4.2. Manaus heeft ter staving van de juistheid van de verklaring volstaan met te verwijzen naar de brief van A van 18 april 2008 en vervolgens aangevoerd dat de vordering in conventie gezien deze verklaring - waaruit voortvloeit dat zij niets aan ISF verschuldigd is of zal zijn - moet worden afgewezen.
4.3. Dit verweer slaagt niet. De rechtbank stelt daartoe voorop dat de in artikel 477a Rv geboden herkansingsmogelijkheid uiteraard niet beoogt de in gebreke gebleven derde-beslagene in een gunstiger positie te plaatsen dan waarin hij zich bevond voor zijn in gebreke blijven. De gerechtelijke verklaring van artikel 477a Rv dient dan ook te voldoen aan de vereisten van artikel 476a lid 2 jo. 476b Rv betreffende de buiten-gerechtelijke verklaring. De hiervoor weergegeven verklaring van Manaus voldoet niet aan deze vereisten. Zo is deze verklaring niet door Manaus als derde-beslagene gedagtekend en ondertekend, is deze verklaring niet (voldoende) met redenen omkleed en is zij niet vergezeld van een afschrift van tot staving dienende bescheiden. De brief van A kan niet als zodanig worden aangemerkt. Daarin is immers niet veel meer te lezen dan een herhaling van de gedane verklaring, terwijl onderliggende stukken ontbreken en geen enkele inzicht wordt gegeven in de verhoudingen tussen Manaus en ISF. Dit klemt temeer nu tussen partijen vast staat dat ISF in ieder geval tot 2006 een rekening-courant verhouding met Manaus onderhield, uit hoofde waarvan zij op enig moment vorderingen op Manaus had. Het had onder deze omstandigheden in ieder geval op de weg van Manaus gelegen haar verklaring vergezeld te doen gaan van een afschrift van de in de brief van A genoemde stukken en, zoals Mercurius terecht aanvoert, meer duidelijkheid te verschaffen omtrent (de afwikkeling van) de financiële verhoudingen met ISF. Dit alles heeft zij niet, althans onvoldoende gedaan.

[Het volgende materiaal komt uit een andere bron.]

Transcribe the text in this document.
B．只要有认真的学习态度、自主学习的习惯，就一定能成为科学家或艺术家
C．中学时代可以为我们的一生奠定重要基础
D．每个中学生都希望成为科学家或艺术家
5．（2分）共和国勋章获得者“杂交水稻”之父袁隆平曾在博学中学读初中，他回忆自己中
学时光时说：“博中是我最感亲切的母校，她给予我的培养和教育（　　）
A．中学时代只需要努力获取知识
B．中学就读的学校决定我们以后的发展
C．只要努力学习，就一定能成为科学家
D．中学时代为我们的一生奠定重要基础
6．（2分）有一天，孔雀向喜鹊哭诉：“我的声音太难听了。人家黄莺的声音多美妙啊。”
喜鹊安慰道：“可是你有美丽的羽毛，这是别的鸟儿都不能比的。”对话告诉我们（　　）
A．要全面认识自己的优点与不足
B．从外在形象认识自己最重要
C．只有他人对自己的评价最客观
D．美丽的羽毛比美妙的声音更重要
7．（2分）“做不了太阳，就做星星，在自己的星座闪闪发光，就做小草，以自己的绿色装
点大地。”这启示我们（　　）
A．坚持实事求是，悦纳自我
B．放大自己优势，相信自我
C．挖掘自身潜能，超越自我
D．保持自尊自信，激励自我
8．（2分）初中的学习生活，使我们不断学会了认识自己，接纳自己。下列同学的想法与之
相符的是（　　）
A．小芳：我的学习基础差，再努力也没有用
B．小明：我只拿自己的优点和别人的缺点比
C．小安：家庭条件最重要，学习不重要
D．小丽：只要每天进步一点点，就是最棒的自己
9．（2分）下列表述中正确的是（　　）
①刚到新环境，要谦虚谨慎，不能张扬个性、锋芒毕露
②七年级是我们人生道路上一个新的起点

4.4. De situatie dat een gerechtelijke verklaring is afgelegd die niet voldoet aan de vereisten van artikel 476a lid 2 jo. 476b Rv, moet in haar gevolgen gelijk worden gesteld aan het geval waarin in het geheel geen verklaring is afgelegd. Ook in een dergelijke situatie wordt de derde-beslagene op de voet van artikel 477a lid 1 Rv, op vordering van de beslaglegger veroordeeld tot betaling van het bedrag waarvoor het beslag is gelegd als ware hij daarvan zelf schuldenaar. De vordering in conventie tot betaling van € 14.694.713,28 zal om die reden worden toegewezen. De gevorderde contractuele rente zal evenals de gevorderde uitvoerbaar bij voorraad verklaring als onweersproken worden toegewezen. Manaus zal als de in het ongelijk gestelde partij in de kosten van deze procedure worden veroordeeld, aan de zijde van Mercurius begroot op:
in reconventie
4.5. Hetgeen in conventie is overwogen en beslist brengt mee dat de vordering in reconventie - die is gegrond op de stelling dat de vordering in conventie niet toewijsbaar is - als ongegrond zal worden afgewezen. Manaus zal als de in het ongelijk gestelde partij in de kosten van deze procedure worden veroordeeld, aan de zijde van Mercurius begroot op € 452,00 aan salaris advocaat (2 punten x tarief € 452,00 x 0,5).
5. De beslissing
De rechtbank
5.1. veroordeelt Manaus, tegen behoorlijk bewijs van kwijting, aan Mercurius te betalen € 14.694.713,28 (zegge: veertienmiljoen zeshonderdvierennegentigduizend zevenhonderddertien euro en achtentwintig cent), te vermeerderen met de contractuele rente over € 13.898.263,90 vanaf 1 januari 2005 tot aan de dag der algehele voldoening;
5.2. veroordeelt Manaus in de kosten van deze procedure, aan de zijde van Mercurius begroot op € 14.488,80;
5.3. verklaart dit vonnis uitvoerbaar bij voorraad;
5.4. wijst het gevorderde af;
5.5. veroordeelt Manaus in de kosten van deze procedure, aan de zijde van Mercurius begroot op € 452,00.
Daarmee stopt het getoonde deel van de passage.